Femmes des villes, femmes des champs
L'histoire de Fatima Tabaâmrant ressemble à celle de beaucoup de femmes berbères : le travail entre champs et foyer, un mariage précoce ou forcé et une fascination très tôt pour le chant. Elle n'est jamais allée à l'école et a vécu en orpheline. Les conditions de la femme seraient-elles différentes en milieu berbère ou arabe ? La chanteuse préfère insister sur le clivage ville-campagne : "Dans les campagnes, les mentalités sont plus fermées. Là-bas, on ne laisse même pas les femmes sortir. Les filles en ville sont scolarisées, dans les campagnes, elles sont retenues à la maison, souvent trop éloignées des collèges." Alors, le nouveau code de la famille, la chanteuse l'a vu arriver avec bienveillance en 2004. Mais la bataille est loin d'être terminée : "Il faut encore une sensibilisation chez les femmes, l'application des textes et leur communication." Dans ce travail auprès de femmes souvent analphabètes en milieu rural, elle reconnaît volontiers avoir un rôle à jouer : "Des associations d'alphabétisation se servent de mes chansons pour sortir les femmes de leur maison." Un peu comme Najat Ataâbou, qui chante avec beaucoup de drôlerie les vertus de la nouvelle Moudawana.
"J'ai remplacé les chansons d'amour par l'amour de la culture amazigh"
Mais Fatima Tabaâmrant côtoie peu ses consœurs marocaines, berbères ou non, tout au plus "lors de festivals". Si elle a un grand respect pour les anciennes qui l'ont inspirée, Fatima Tihihit Moujahid, ou Rkia Talbensirt, elle est plus critique sur les dérives commerciales des plus jeunes, souvent elles-mêmes victimes de "trafics de maison d'édition qui prennent des chanteuses, mettent une chanson et la photo d'une autre...". Des pratiques courantes.
Les pieds dans le PAM (Paysage Audiovisuel Marocain)

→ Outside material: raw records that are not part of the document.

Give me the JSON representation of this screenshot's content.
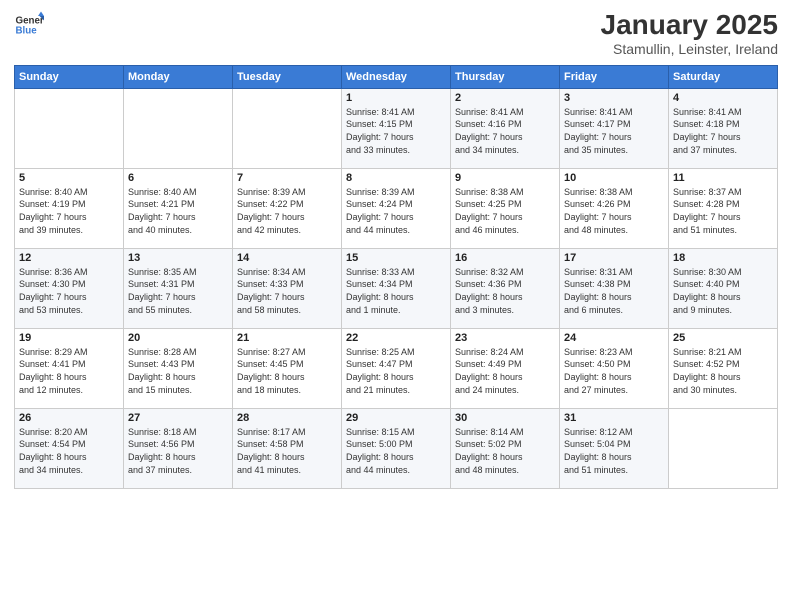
{
  "header": {
    "logo_line1": "General",
    "logo_line2": "Blue",
    "title": "January 2025",
    "subtitle": "Stamullin, Leinster, Ireland"
  },
  "days_of_week": [
    "Sunday",
    "Monday",
    "Tuesday",
    "Wednesday",
    "Thursday",
    "Friday",
    "Saturday"
  ],
  "weeks": [
    [
      {
        "day": "",
        "text": ""
      },
      {
        "day": "",
        "text": ""
      },
      {
        "day": "",
        "text": ""
      },
      {
        "day": "1",
        "text": "Sunrise: 8:41 AM\nSunset: 4:15 PM\nDaylight: 7 hours\nand 33 minutes."
      },
      {
        "day": "2",
        "text": "Sunrise: 8:41 AM\nSunset: 4:16 PM\nDaylight: 7 hours\nand 34 minutes."
      },
      {
        "day": "3",
        "text": "Sunrise: 8:41 AM\nSunset: 4:17 PM\nDaylight: 7 hours\nand 35 minutes."
      },
      {
        "day": "4",
        "text": "Sunrise: 8:41 AM\nSunset: 4:18 PM\nDaylight: 7 hours\nand 37 minutes."
      }
    ],
    [
      {
        "day": "5",
        "text": "Sunrise: 8:40 AM\nSunset: 4:19 PM\nDaylight: 7 hours\nand 39 minutes."
      },
      {
        "day": "6",
        "text": "Sunrise: 8:40 AM\nSunset: 4:21 PM\nDaylight: 7 hours\nand 40 minutes."
      },
      {
        "day": "7",
        "text": "Sunrise: 8:39 AM\nSunset: 4:22 PM\nDaylight: 7 hours\nand 42 minutes."
      },
      {
        "day": "8",
        "text": "Sunrise: 8:39 AM\nSunset: 4:24 PM\nDaylight: 7 hours\nand 44 minutes."
      },
      {
        "day": "9",
        "text": "Sunrise: 8:38 AM\nSunset: 4:25 PM\nDaylight: 7 hours\nand 46 minutes."
      },
      {
        "day": "10",
        "text": "Sunrise: 8:38 AM\nSunset: 4:26 PM\nDaylight: 7 hours\nand 48 minutes."
      },
      {
        "day": "11",
        "text": "Sunrise: 8:37 AM\nSunset: 4:28 PM\nDaylight: 7 hours\nand 51 minutes."
      }
    ],
    [
      {
        "day": "12",
        "text": "Sunrise: 8:36 AM\nSunset: 4:30 PM\nDaylight: 7 hours\nand 53 minutes."
      },
      {
        "day": "13",
        "text": "Sunrise: 8:35 AM\nSunset: 4:31 PM\nDaylight: 7 hours\nand 55 minutes."
      },
      {
        "day": "14",
        "text": "Sunrise: 8:34 AM\nSunset: 4:33 PM\nDaylight: 7 hours\nand 58 minutes."
      },
      {
        "day": "15",
        "text": "Sunrise: 8:33 AM\nSunset: 4:34 PM\nDaylight: 8 hours\nand 1 minute."
      },
      {
        "day": "16",
        "text": "Sunrise: 8:32 AM\nSunset: 4:36 PM\nDaylight: 8 hours\nand 3 minutes."
      },
      {
        "day": "17",
        "text": "Sunrise: 8:31 AM\nSunset: 4:38 PM\nDaylight: 8 hours\nand 6 minutes."
      },
      {
        "day": "18",
        "text": "Sunrise: 8:30 AM\nSunset: 4:40 PM\nDaylight: 8 hours\nand 9 minutes."
      }
    ],
    [
      {
        "day": "19",
        "text": "Sunrise: 8:29 AM\nSunset: 4:41 PM\nDaylight: 8 hours\nand 12 minutes."
      },
      {
        "day": "20",
        "text": "Sunrise: 8:28 AM\nSunset: 4:43 PM\nDaylight: 8 hours\nand 15 minutes."
      },
      {
        "day": "21",
        "text": "Sunrise: 8:27 AM\nSunset: 4:45 PM\nDaylight: 8 hours\nand 18 minutes."
      },
      {
        "day": "22",
        "text": "Sunrise: 8:25 AM\nSunset: 4:47 PM\nDaylight: 8 hours\nand 21 minutes."
      },
      {
        "day": "23",
        "text": "Sunrise: 8:24 AM\nSunset: 4:49 PM\nDaylight: 8 hours\nand 24 minutes."
      },
      {
        "day": "24",
        "text": "Sunrise: 8:23 AM\nSunset: 4:50 PM\nDaylight: 8 hours\nand 27 minutes."
      },
      {
        "day": "25",
        "text": "Sunrise: 8:21 AM\nSunset: 4:52 PM\nDaylight: 8 hours\nand 30 minutes."
      }
    ],
    [
      {
        "day": "26",
        "text": "Sunrise: 8:20 AM\nSunset: 4:54 PM\nDaylight: 8 hours\nand 34 minutes."
      },
      {
        "day": "27",
        "text": "Sunrise: 8:18 AM\nSunset: 4:56 PM\nDaylight: 8 hours\nand 37 minutes."
      },
      {
        "day": "28",
        "text": "Sunrise: 8:17 AM\nSunset: 4:58 PM\nDaylight: 8 hours\nand 41 minutes."
      },
      {
        "day": "29",
        "text": "Sunrise: 8:15 AM\nSunset: 5:00 PM\nDaylight: 8 hours\nand 44 minutes."
      },
      {
        "day": "30",
        "text": "Sunrise: 8:14 AM\nSunset: 5:02 PM\nDaylight: 8 hours\nand 48 minutes."
      },
      {
        "day": "31",
        "text": "Sunrise: 8:12 AM\nSunset: 5:04 PM\nDaylight: 8 hours\nand 51 minutes."
      },
      {
        "day": "",
        "text": ""
      }
    ]
  ]
}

Fatima Tabaâmrant se montre aussi sceptique sur la place nouvelle accordée à la culture amazigh dans le PAM : "On ne peut même pas dire qu'elle apparaît une fois par une semaine dans les médias. Les journaux, ça reste quand même mieux que la télé ! Il y a effectivement eu quelques progrès avec l'IRCAM, l'enseignement de la langue... mais la population amazigh attend toujours sa chaîne berbère..." Mille fois annoncée par la Haute autorité de communication audiovisuelle et les ministres de la Culture successifs, la chaîne publique marocaine avait plus de l'Arlésienne que de l'Amazigh ! Elle a finalement vu le jour au début du mois de Janvier 2010. Fatima Tabaâmrant est connue et reconnue, de Paris à Bruxelles, d'Alger à Amsterdam. Auprès de la diaspora d'abord "Les Marocains, je les trouve partout" dit-elle, mais aussi des Algériens, dont elle respecte d'ailleurs quelques grands noms comme Matoub Lounès ou Lounis Aït Menguellet. Grâce aux traductions de ses chansons et à son talent, ce soir et durant tout son passage à Paris, elle aura encore élargi son public.